Physical therapy student Matthew Dobson said the clinic was one of the highlights of his experiences at MUSC. “It was amazing to have the chance to see people getting to ski who normally wouldn’t have the chance. I think what impacted me the most was all the smiles that I got to see,” he said. “As soon as someone gets up on the ski, the biggest smile you’ll see spreads across their face.”
He had one participant tell him that because of the experience, she was inspired to go out and try other things. He and his wife, Katie, also were able to help a deaf participant since they knew sign language from their years of volunteer work at Camp Sertoma. They helped him get measured for skiing, and to do the preparation work in the water.
“We were able to make sure that he was fine and understood everything that was going on. Katie also went in the boat so that she could communicate with him while he was skiing,” he said. “Having that skill was very helpful, though I don’t think that anyone needed to know American Sign Language to see that he had fun when he got back from skiing.”
Each year the event has grown. Kraft said the participants get to connect with other people with similar disabilities and form therapeutic relationships.
“I’ve seen many people come out of their shells at that clinic.
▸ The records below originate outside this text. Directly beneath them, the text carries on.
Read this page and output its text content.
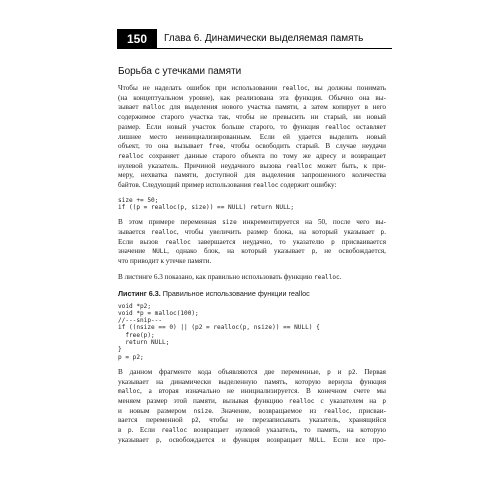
150	Глава 6. Динамически выделяемая память
Борьба с утечками памяти
Чтобы не наделать ошибок при использовании realloc, вы должны понимать
(на концептуальном уровне), как реализована эта функция. Обычно она вы-
зывает malloc для выделения нового участка памяти, а затем копирует в него
содержимое старого участка так, чтобы не превысить ни старый, ни новый
размер. Если новый участок больше старого, то функция realloc оставляет
лишнее место неинициализированным. Если ей удается выделить новый
объект, то она вызывает free, чтобы освободить старый. В случае неудачи
realloc сохраняет данные старого объекта по тому же адресу и возвращает
нулевой указатель. Причиной неудачного вызова realloc может быть, к при-
меру, нехватка памяти, доступной для выделения запрошенного количества
байтов. Следующий пример использования realloc содержит ошибку:
size += 50;
if ((p = realloc(p, size)) == NULL) return NULL;
В этом примере переменная size инкрементируется на 50, после чего вы-
зывается realloc, чтобы увеличить размер блока, на который указывает p.
Если вызов realloc завершается неудачно, то указателю p присваивается
значение NULL, однако блок, на который указывает p, не освобождается,
что приводит к утечке памяти.
В листинге 6.3 показано, как правильно использовать функцию realloc.
Листинг 6.3. Правильное использование функции realloc
void *p2;
void *p = malloc(100);
//---snip---
if ((nsize == 0) || (p2 = realloc(p, nsize)) == NULL) {
free(p);
return NULL;
}
p = p2;
В данном фрагменте кода объявляются две переменные, p и p2. Первая
указывает на динамически выделенную память, которую вернула функция
malloc, а вторая изначально не инициализируется. В конечном счете мы
меняем размер этой памяти, вызывая функцию realloc с указателем на p
и новым размером nsize. Значение, возвращаемое из realloc, присваи-
вается переменной p2, чтобы не перезаписывать указатель, хранящийся
в p. Если realloc возвращает нулевой указатель, то память, на которую
указывает p, освобождается и функция возвращает NULL. Если все про-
It also opens their eyes to what is possible.”
Kraft said she loves that MUSC participates in the program because it’s a way to give back to AWE. AWE volunteers give hours of their time teaching  MUSC students practical skills, and hosting a sports clinic.
The students get the chance to get in wheelchairs and play various sports, being taught by people who are wheelchair-bound.
Kraft said that the AWE volunteers do so much for MUSC. “I think it’s really great that we reciprocate by coming out there and helping them with an activity. It’s a win-win for all parties.”